Il s’est souvent défendu en disant qu’il était le seul des candidats dans Arthabaska à présenter un plan d’action local préparé à la suite d’une consultation des gens de la circonscription d’Arthabaska. «C’est curieux qu’on se présente en politique sans plan, sans être présent, sans bilan. Un député, c’est un leader qui va transporter, non pas les ambitions d’un parti, mais les gens de son comté», a lancé Claude Bachand, visant entre autres son adversaire adéquiste Jean-François Roux.
«Votre plan, c’est mon bilan!», a rétorqué M. Roux, énumérant les dossiers inscrits au programme local de Claude Bachand pour dire qu’il avait travaillé sur chacun depuis son élection en mars 2007. Depuis un an et demi, a-t-il ajouté, les gens lui parlent d’éducation et de santé. «Ce sont des priorités pour nous à l’ADQ, ainsi que l’autonomie aux régions et aux individus». «Des plans, la MRC d’Arthabaska, la Ville de Victoriaville, le Centre de santé et services sociaux (etc.) en ont un. Il s’agit de travailler en collaboration avec eux. Et des médecins, il n’en manque pas que dans l’Érable, M. Bachand.»

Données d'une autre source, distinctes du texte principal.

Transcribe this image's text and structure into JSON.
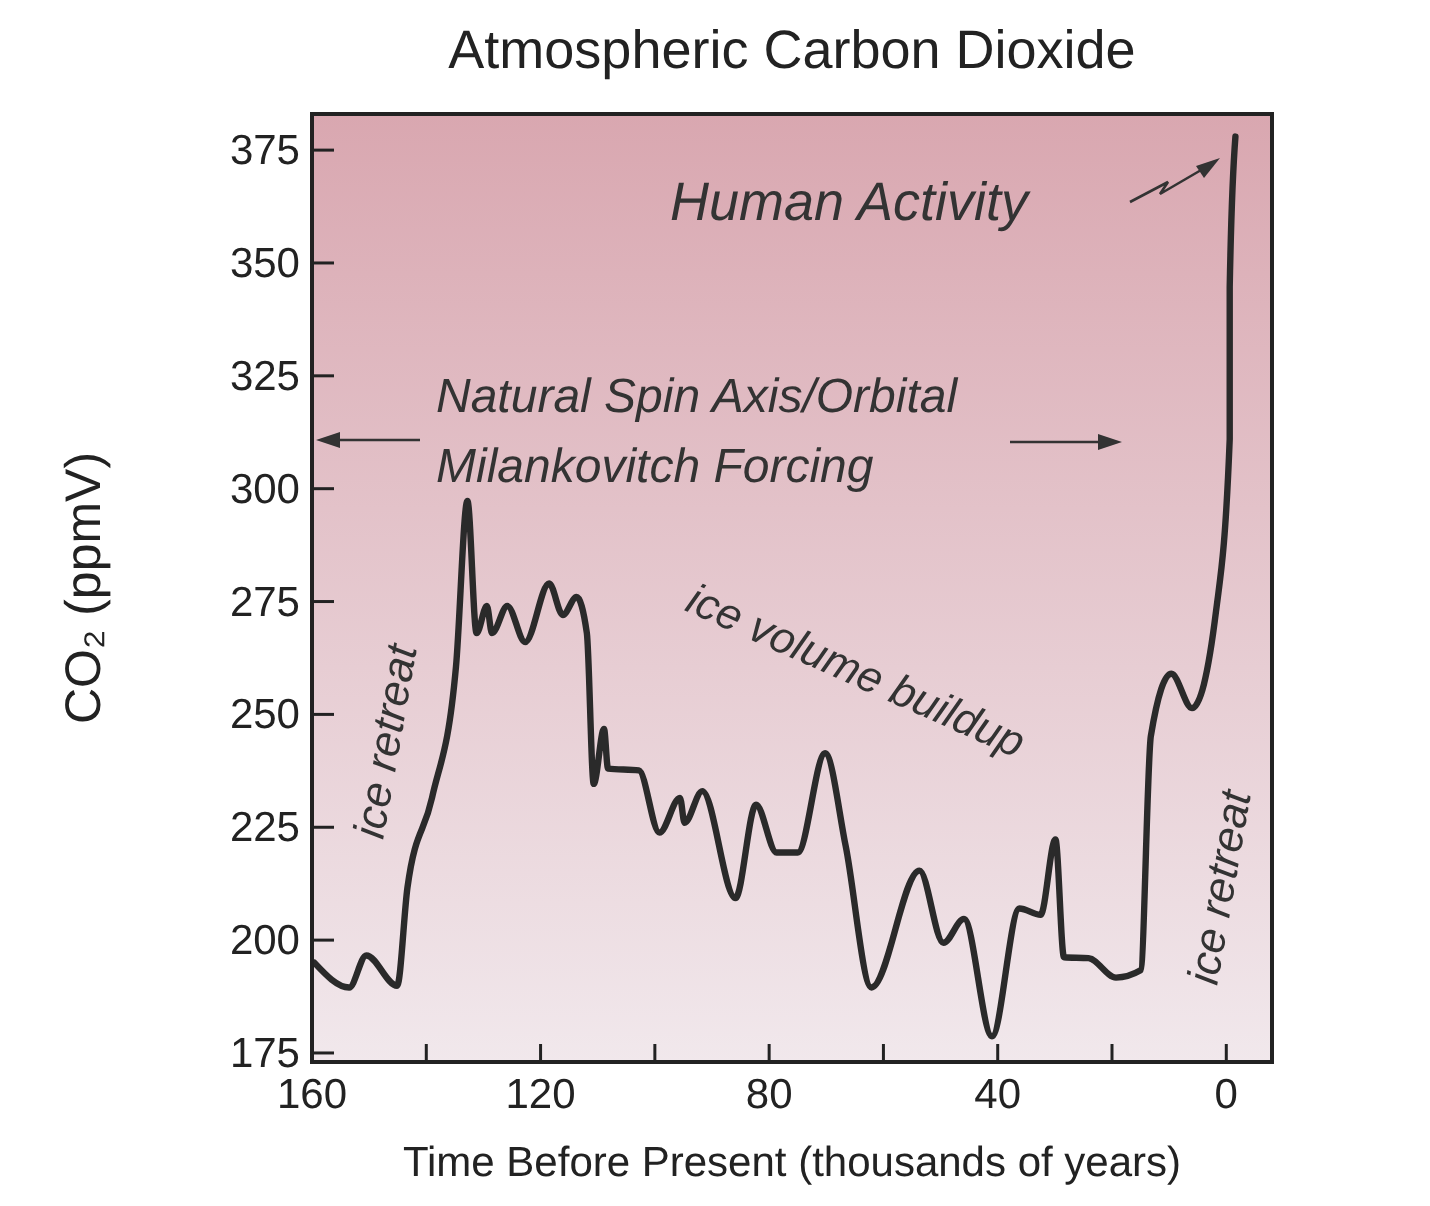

Jean-François Roux a aussi fait bondir M. Bachand lorsqu’il lui a dit qu’aucun des quatre ministres libéraux et le premier ministre venus ici lors de la campagne électorale, n’avaient «accepté d’endosser» son plan d’action et «de prendre des engagements».
«Il faut donner l’heure juste!», a riposté M. Bachand. «La ministre Courchesne a appuyé mon plan de communications pour contrer l’exode des jeunes et le ministre de la Santé a appuyé le projet de Coalition urgence médecins de l’Érable.» «Mon avenir est avec vous!», a dit Claude Bachand, s’adressant aux jeunes, en conclusion, leur répétant que son programme électoral lui avait été dicté par leurs parents.

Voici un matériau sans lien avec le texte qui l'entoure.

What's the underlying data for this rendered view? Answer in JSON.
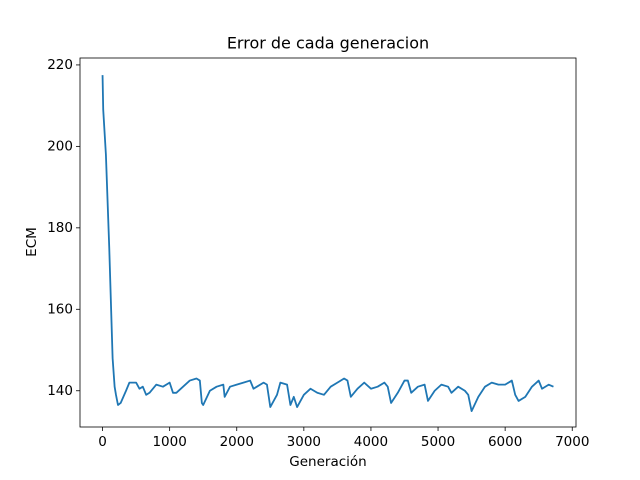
{
  "chart_data": {
    "type": "line",
    "title": "Error de cada generacion",
    "x_label": "Generación",
    "y_label": "ECM",
    "color": "#1f77b4",
    "x": [
      0,
      10,
      50,
      100,
      150,
      180,
      200,
      230,
      270,
      350,
      400,
      500,
      550,
      600,
      650,
      700,
      800,
      900,
      1000,
      1050,
      1100,
      1200,
      1300,
      1400,
      1450,
      1480,
      1500,
      1600,
      1700,
      1800,
      1820,
      1900,
      2000,
      2100,
      2200,
      2250,
      2300,
      2400,
      2450,
      2500,
      2600,
      2650,
      2750,
      2800,
      2850,
      2900,
      3000,
      3100,
      3200,
      3300,
      3400,
      3500,
      3600,
      3650,
      3700,
      3800,
      3900,
      4000,
      4100,
      4200,
      4250,
      4300,
      4400,
      4500,
      4550,
      4600,
      4700,
      4800,
      4850,
      4950,
      5050,
      5150,
      5200,
      5300,
      5400,
      5450,
      5500,
      5600,
      5700,
      5800,
      5900,
      6000,
      6100,
      6150,
      6200,
      6300,
      6400,
      6500,
      6550,
      6650,
      6720
    ],
    "values": [
      217.5,
      209,
      198,
      175,
      148,
      141,
      139,
      136.5,
      137,
      140,
      142,
      142,
      140.5,
      141,
      139,
      139.5,
      141.5,
      141,
      142,
      139.5,
      139.5,
      141,
      142.5,
      143,
      142.5,
      137,
      136.5,
      140,
      141,
      141.5,
      138.5,
      141,
      141.5,
      142,
      142.5,
      140.5,
      141,
      142,
      141.5,
      136,
      139,
      142,
      141.5,
      136.5,
      138.5,
      136,
      139,
      140.5,
      139.5,
      139,
      141,
      142,
      143,
      142.5,
      138.5,
      140.5,
      142,
      140.5,
      141,
      142,
      141,
      137,
      139.5,
      142.5,
      142.5,
      139.5,
      141,
      141.5,
      137.5,
      140,
      141.5,
      141,
      139.5,
      141,
      140,
      139,
      135,
      138.5,
      141,
      142,
      141.5,
      141.5,
      142.5,
      139,
      137.5,
      138.5,
      141,
      142.5,
      140.5,
      141.5,
      141
    ],
    "xlim": [
      -336,
      7056
    ],
    "ylim": [
      131.1,
      221.7
    ],
    "xticks": [
      0,
      1000,
      2000,
      3000,
      4000,
      5000,
      6000,
      7000
    ],
    "yticks": [
      140,
      160,
      180,
      200,
      220
    ]
  }
}
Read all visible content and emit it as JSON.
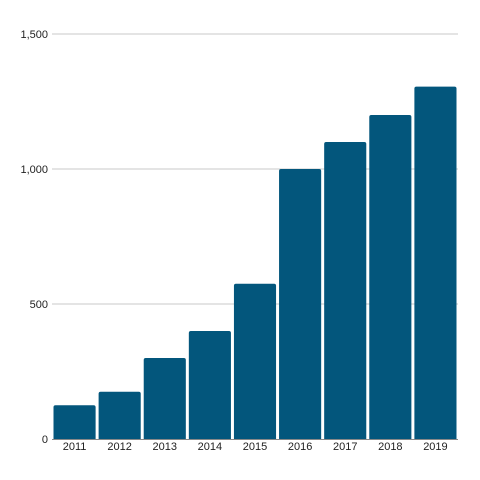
{
  "chart_data": {
    "type": "bar",
    "title": "",
    "xlabel": "",
    "ylabel": "",
    "categories": [
      "2011",
      "2012",
      "2013",
      "2014",
      "2015",
      "2016",
      "2017",
      "2018",
      "2019"
    ],
    "values": [
      125,
      175,
      300,
      400,
      575,
      1000,
      1100,
      1200,
      1305
    ],
    "ylim": [
      0,
      1500
    ],
    "y_ticks": [
      0,
      500,
      1000,
      1500
    ],
    "y_tick_labels": [
      "0",
      "500",
      "1,000",
      "1,500"
    ],
    "grid": true,
    "legend": "none",
    "bar_color": "#03567c",
    "grid_color": "#c8c8c8"
  }
}
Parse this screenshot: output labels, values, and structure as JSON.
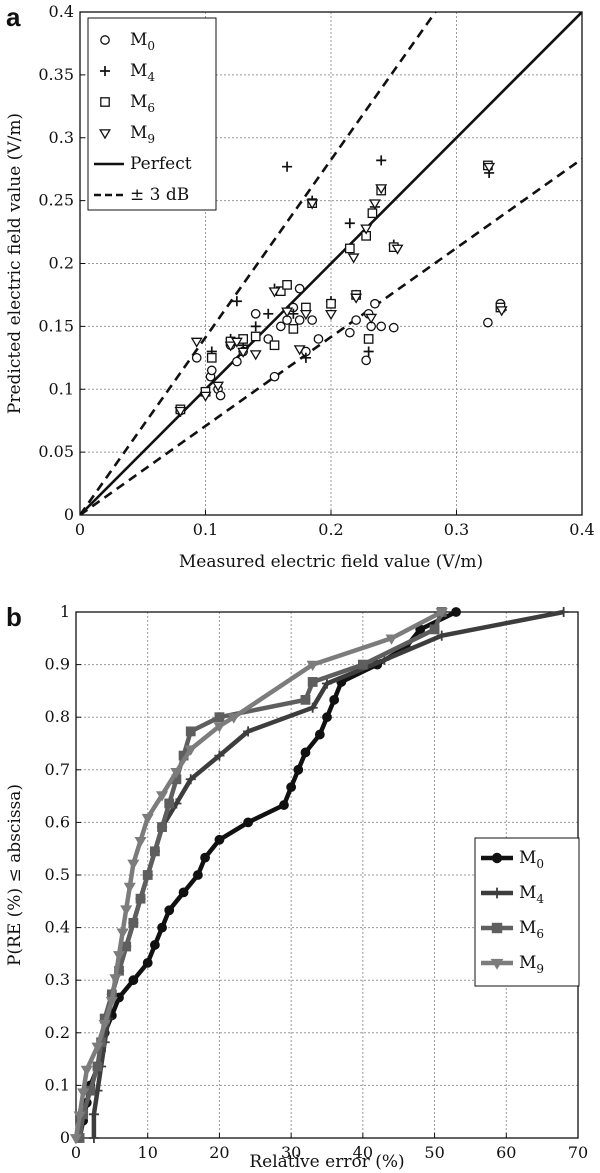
{
  "panels": {
    "a": "a",
    "b": "b"
  },
  "chart_data": [
    {
      "type": "scatter",
      "xlabel": "Measured electric field value (V/m)",
      "ylabel": "Predicted electric field value (V/m)",
      "xlim": [
        0,
        0.4
      ],
      "ylim": [
        0,
        0.4
      ],
      "xticks": [
        "0",
        "0.1",
        "0.2",
        "0.3",
        "0.4"
      ],
      "yticks": [
        "0",
        "0.05",
        "0.1",
        "0.15",
        "0.2",
        "0.25",
        "0.3",
        "0.35",
        "0.4"
      ],
      "grid": true,
      "legend_position": "top-left",
      "series": [
        {
          "name": "M",
          "sub": "0",
          "marker": "circle",
          "points": [
            [
              0.08,
              0.083
            ],
            [
              0.093,
              0.125
            ],
            [
              0.1,
              0.097
            ],
            [
              0.104,
              0.11
            ],
            [
              0.105,
              0.115
            ],
            [
              0.11,
              0.1
            ],
            [
              0.112,
              0.095
            ],
            [
              0.12,
              0.135
            ],
            [
              0.125,
              0.122
            ],
            [
              0.13,
              0.13
            ],
            [
              0.14,
              0.16
            ],
            [
              0.15,
              0.14
            ],
            [
              0.155,
              0.11
            ],
            [
              0.16,
              0.15
            ],
            [
              0.165,
              0.155
            ],
            [
              0.17,
              0.165
            ],
            [
              0.175,
              0.18
            ],
            [
              0.175,
              0.155
            ],
            [
              0.18,
              0.13
            ],
            [
              0.185,
              0.155
            ],
            [
              0.19,
              0.14
            ],
            [
              0.215,
              0.145
            ],
            [
              0.22,
              0.155
            ],
            [
              0.228,
              0.123
            ],
            [
              0.23,
              0.16
            ],
            [
              0.232,
              0.15
            ],
            [
              0.235,
              0.168
            ],
            [
              0.24,
              0.15
            ],
            [
              0.25,
              0.149
            ],
            [
              0.325,
              0.153
            ],
            [
              0.335,
              0.168
            ]
          ]
        },
        {
          "name": "M",
          "sub": "4",
          "marker": "plus",
          "points": [
            [
              0.08,
              0.082
            ],
            [
              0.1,
              0.095
            ],
            [
              0.105,
              0.13
            ],
            [
              0.12,
              0.14
            ],
            [
              0.125,
              0.17
            ],
            [
              0.13,
              0.135
            ],
            [
              0.14,
              0.15
            ],
            [
              0.15,
              0.16
            ],
            [
              0.155,
              0.18
            ],
            [
              0.165,
              0.277
            ],
            [
              0.17,
              0.16
            ],
            [
              0.18,
              0.125
            ],
            [
              0.185,
              0.25
            ],
            [
              0.2,
              0.17
            ],
            [
              0.215,
              0.232
            ],
            [
              0.22,
              0.175
            ],
            [
              0.23,
              0.13
            ],
            [
              0.235,
              0.245
            ],
            [
              0.24,
              0.282
            ],
            [
              0.25,
              0.215
            ],
            [
              0.326,
              0.272
            ],
            [
              0.336,
              0.163
            ]
          ]
        },
        {
          "name": "M",
          "sub": "6",
          "marker": "square",
          "points": [
            [
              0.08,
              0.084
            ],
            [
              0.1,
              0.098
            ],
            [
              0.105,
              0.125
            ],
            [
              0.12,
              0.138
            ],
            [
              0.13,
              0.14
            ],
            [
              0.14,
              0.142
            ],
            [
              0.155,
              0.135
            ],
            [
              0.16,
              0.178
            ],
            [
              0.165,
              0.183
            ],
            [
              0.17,
              0.148
            ],
            [
              0.18,
              0.165
            ],
            [
              0.185,
              0.248
            ],
            [
              0.2,
              0.168
            ],
            [
              0.215,
              0.212
            ],
            [
              0.22,
              0.175
            ],
            [
              0.228,
              0.222
            ],
            [
              0.23,
              0.14
            ],
            [
              0.233,
              0.24
            ],
            [
              0.24,
              0.258
            ],
            [
              0.25,
              0.213
            ],
            [
              0.325,
              0.278
            ],
            [
              0.335,
              0.165
            ]
          ]
        },
        {
          "name": "M",
          "sub": "9",
          "marker": "triangle",
          "points": [
            [
              0.08,
              0.083
            ],
            [
              0.093,
              0.138
            ],
            [
              0.1,
              0.095
            ],
            [
              0.11,
              0.103
            ],
            [
              0.12,
              0.135
            ],
            [
              0.125,
              0.138
            ],
            [
              0.13,
              0.13
            ],
            [
              0.14,
              0.128
            ],
            [
              0.155,
              0.178
            ],
            [
              0.165,
              0.162
            ],
            [
              0.175,
              0.132
            ],
            [
              0.18,
              0.16
            ],
            [
              0.185,
              0.248
            ],
            [
              0.2,
              0.16
            ],
            [
              0.218,
              0.205
            ],
            [
              0.22,
              0.173
            ],
            [
              0.228,
              0.228
            ],
            [
              0.232,
              0.157
            ],
            [
              0.235,
              0.248
            ],
            [
              0.24,
              0.26
            ],
            [
              0.253,
              0.212
            ],
            [
              0.326,
              0.277
            ],
            [
              0.336,
              0.163
            ]
          ]
        },
        {
          "name": "Perfect",
          "line": "solid",
          "slope": 1
        },
        {
          "name": "± 3 dB",
          "line": "dashed",
          "slopes": [
            1.4125,
            0.7079
          ]
        }
      ]
    },
    {
      "type": "line",
      "xlabel": "Relative error (%)",
      "ylabel": "P(RE (%) ≤ abscissa)",
      "xlim": [
        0,
        70
      ],
      "ylim": [
        0,
        1
      ],
      "xticks": [
        "0",
        "10",
        "20",
        "30",
        "40",
        "50",
        "60",
        "70"
      ],
      "yticks": [
        "0",
        "0.1",
        "0.2",
        "0.3",
        "0.4",
        "0.5",
        "0.6",
        "0.7",
        "0.8",
        "0.9",
        "1"
      ],
      "grid": true,
      "legend_position": "center-right",
      "series": [
        {
          "name": "M",
          "sub": "0",
          "color": "#111111",
          "marker": "circle",
          "points": [
            [
              0.5,
              0
            ],
            [
              1,
              0.033
            ],
            [
              1.5,
              0.067
            ],
            [
              2,
              0.1
            ],
            [
              3,
              0.133
            ],
            [
              3.5,
              0.167
            ],
            [
              4,
              0.2
            ],
            [
              5,
              0.233
            ],
            [
              6,
              0.267
            ],
            [
              8,
              0.3
            ],
            [
              10,
              0.333
            ],
            [
              11,
              0.367
            ],
            [
              12,
              0.4
            ],
            [
              13,
              0.433
            ],
            [
              15,
              0.467
            ],
            [
              17,
              0.5
            ],
            [
              18,
              0.533
            ],
            [
              20,
              0.567
            ],
            [
              24,
              0.6
            ],
            [
              29,
              0.633
            ],
            [
              30,
              0.667
            ],
            [
              31,
              0.7
            ],
            [
              32,
              0.733
            ],
            [
              34,
              0.767
            ],
            [
              35,
              0.8
            ],
            [
              36,
              0.833
            ],
            [
              37,
              0.867
            ],
            [
              42,
              0.9
            ],
            [
              46,
              0.933
            ],
            [
              48,
              0.967
            ],
            [
              53,
              1.0
            ]
          ]
        },
        {
          "name": "M",
          "sub": "4",
          "color": "#3d3d3d",
          "marker": "plus",
          "points": [
            [
              2.5,
              0
            ],
            [
              2.5,
              0.045
            ],
            [
              3,
              0.09
            ],
            [
              3.5,
              0.136
            ],
            [
              4,
              0.182
            ],
            [
              4.5,
              0.227
            ],
            [
              5,
              0.273
            ],
            [
              6,
              0.318
            ],
            [
              7,
              0.364
            ],
            [
              8,
              0.409
            ],
            [
              9,
              0.455
            ],
            [
              10,
              0.5
            ],
            [
              11,
              0.545
            ],
            [
              12,
              0.591
            ],
            [
              14,
              0.636
            ],
            [
              16,
              0.682
            ],
            [
              20,
              0.727
            ],
            [
              24,
              0.773
            ],
            [
              33,
              0.818
            ],
            [
              35,
              0.864
            ],
            [
              43,
              0.909
            ],
            [
              51,
              0.955
            ],
            [
              68,
              1.0
            ]
          ]
        },
        {
          "name": "M",
          "sub": "6",
          "color": "#5e5e5e",
          "marker": "square",
          "points": [
            [
              0.5,
              0
            ],
            [
              1,
              0.045
            ],
            [
              2,
              0.09
            ],
            [
              3,
              0.136
            ],
            [
              3.5,
              0.182
            ],
            [
              4,
              0.227
            ],
            [
              5,
              0.273
            ],
            [
              6,
              0.318
            ],
            [
              7,
              0.364
            ],
            [
              8,
              0.409
            ],
            [
              9,
              0.455
            ],
            [
              10,
              0.5
            ],
            [
              11,
              0.545
            ],
            [
              12,
              0.591
            ],
            [
              13,
              0.636
            ],
            [
              14,
              0.682
            ],
            [
              15,
              0.727
            ],
            [
              16,
              0.773
            ],
            [
              20,
              0.8
            ],
            [
              32,
              0.833
            ],
            [
              33,
              0.867
            ],
            [
              40,
              0.9
            ],
            [
              50,
              0.967
            ],
            [
              51,
              1.0
            ]
          ]
        },
        {
          "name": "M",
          "sub": "9",
          "color": "#7c7c7c",
          "marker": "triangle",
          "points": [
            [
              0,
              0
            ],
            [
              0.5,
              0.043
            ],
            [
              1,
              0.087
            ],
            [
              1.5,
              0.13
            ],
            [
              3,
              0.174
            ],
            [
              4,
              0.217
            ],
            [
              5,
              0.261
            ],
            [
              5.5,
              0.304
            ],
            [
              6,
              0.348
            ],
            [
              6.5,
              0.391
            ],
            [
              7,
              0.435
            ],
            [
              7.5,
              0.478
            ],
            [
              8,
              0.522
            ],
            [
              9,
              0.565
            ],
            [
              10,
              0.609
            ],
            [
              12,
              0.652
            ],
            [
              14,
              0.696
            ],
            [
              16,
              0.739
            ],
            [
              20,
              0.783
            ],
            [
              22,
              0.8
            ],
            [
              33,
              0.9
            ],
            [
              44,
              0.95
            ],
            [
              51,
              1.0
            ]
          ]
        }
      ]
    }
  ]
}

S’il a un plan, le candidat du Parti libéral ne répond pas aux questions, aux questions des étudiants, s’est exclamée la péquiste Catherine Coutel, suscitant les applaudissements des collégiens. La candidate reproche au gouvernement libéral d’avoir coupé dans les prêts et bourses aux étudiants, augmenté les frais de scolarité, et, plus globalement, d’avoir augmenté les tarifs, retiré de l’argent aux programmes de francisation des immigrants.
À l’instar du candidat adéquiste –mais, c’est là sa seule accointance – elle dit que le gouvernement libéral s’était approprié des «idées péquistes, mais qu’il les appliquait de façon différente». Parlant du plan du Grand Nord, elle a dit que le gouvernement libéral était en train d’oublier de consulter la population qui y habitait. «Je veux parler avec mon cœur pour dire que les citoyens sont souvent les grands oubliés.» Sa formation politique est un «parti qui a livré la marchandise, a-t-elle souligné, et qui peut encore le faire. On veut reprendre le pouvoir.»
Québec solidaire, a dit Maureen Martineau, propose de faire de la politique «autrement» et soumet aux citoyens un vrai «projet de société». «On dit non à l’économie d’abord. Mais on dit «oui» aux citoyens d’abord, à l’environnement d’abord, à l’égalité d’abord, à la justice sociale d’abord, à la souveraineté d’abord, à la solidarité d’abord.»
«Bla, bla, bla! On est tous des beaux parleurs! Ce qu’on veut tous, c’est une planète en santé, a conclu le candidat vert François Fillion. Peu importe le résultat le 8 décembre, il nous faudra faire du ménage dans la société. Pour une planète en santé, il faut de l’engrais biologique, de la solidarité, du cœur au ventre et de l’amour.»
C’était quoi la question?, a-t-il demandé à quelques occasions dans le feu du débat, lui qui en est à sa troisième campagne électorale en moins de deux ans et qui a admis ne pas connaître l'intégralité du programme Vert.
La grande déception de ce midi politique? Aucun étudiant n’a voulu adresser une question aux candidats par le truchement de la caméra du Vox populi installée depuis plus d’une semaine dans un local attenant à la salle de regroupement.